The lender can make a minimum down payment of %60 to buy a bluechip NFT while initiating a flash loan from AAVE to cover the rest. NFT holders can request a loan of 40% of the NFT’s floor value as previously determined on BendDAO. The NFT-backed loans are then repaid by the buyer, along with interest after the deal.
To avoid losses caused by market fluctuations, BendDAO also has liquidation protection. If the floor value of the NFT drops below a certain threshold, borrowers will have 24 hours to sell their NFTs and repay the loan.
However, the Liquidity Crisis…
A short time ago, BendDAO’s contract reserves dropped from 10,000 ETH to less than 5 ETH due to a bank run! But why?

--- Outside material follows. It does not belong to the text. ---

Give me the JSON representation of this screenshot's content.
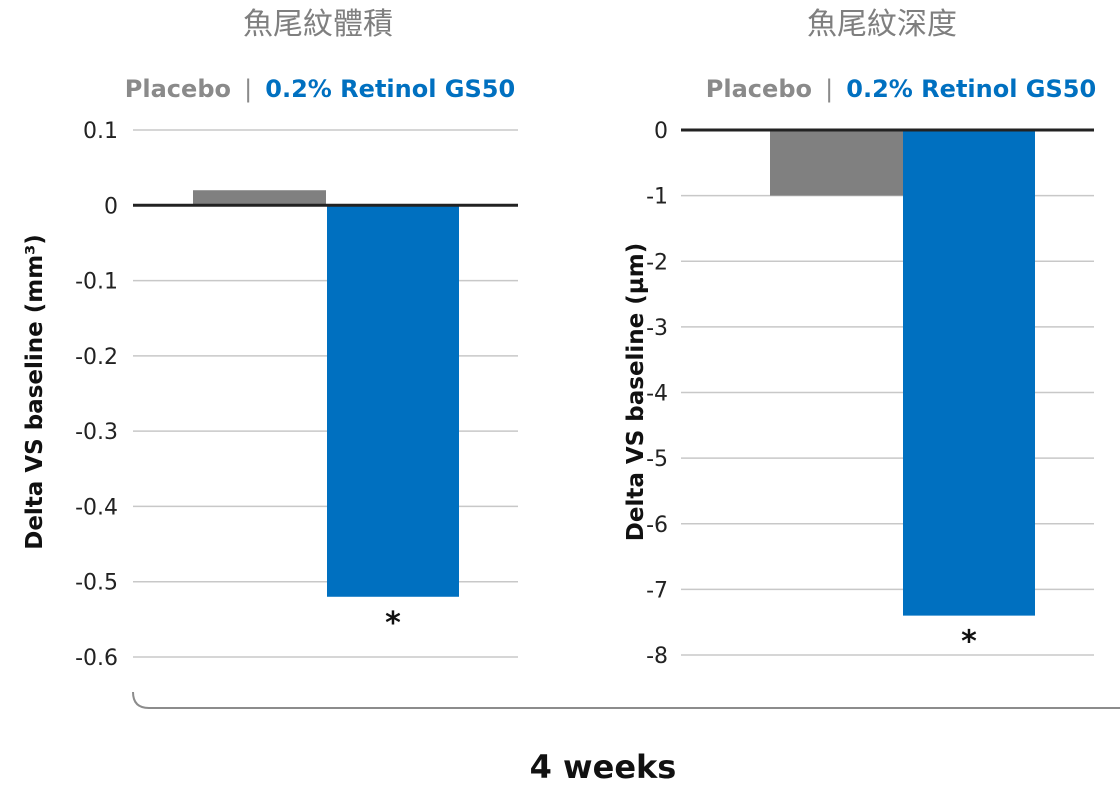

BendDAO ran into a situation where the values of bluechip NFTs started dropping very fast, and the market began to get illiquid, meaning that even though prices were falling, no one was buying. That started to scare lenders since borrowers might not pay back their loans, and the NFTs which are being auctioned will not be purchased because of the current market illiquidity. So, lenders started withdrawing their assets, sparking a bank run that drained BendDAO’s reserves completely.
But there’s even more bad news …
This Crisis Hit All Bluechip NFT Holders
BendDAO auction prices are directly tied up to these collections’ floor prices. Since the NFT market got illiquid and no one was willing to pay the current prices, BendDAO started to lower the prices of their currently auctioned NFTs, affecting the floor prices of these collections directly. That dragged down the floor prices lower and lower.
Bored Ape Yacht Club recently hit an eight-month low. Twitter user Cirrus tweeted that $59 million worth of NFTs were used as collateral in BendDAO, and many belonged to the BAYC collection. Of course, much unnecessary speculation about BendDAO and BAYC soon followed.
What Is the Solution?
After the incident, BendDAO pseudonymous co-founder CodeInCoffee planned a proposal to update the protocol's functioning and its parameters and build trust for ETH depositors. However, CodeInCoffe also expressed regret that they underestimated how illiquid NFTs can be in a bear market when setting the initial parameters.
These planned developments are expected to enable BendDAO to gradually lower its liquidity threshold from 95% to 70%, shorten the liquidation amnesty window from 48 hours to 4 hours, and increase interest rates to encourage more ETH deposits and redemptions.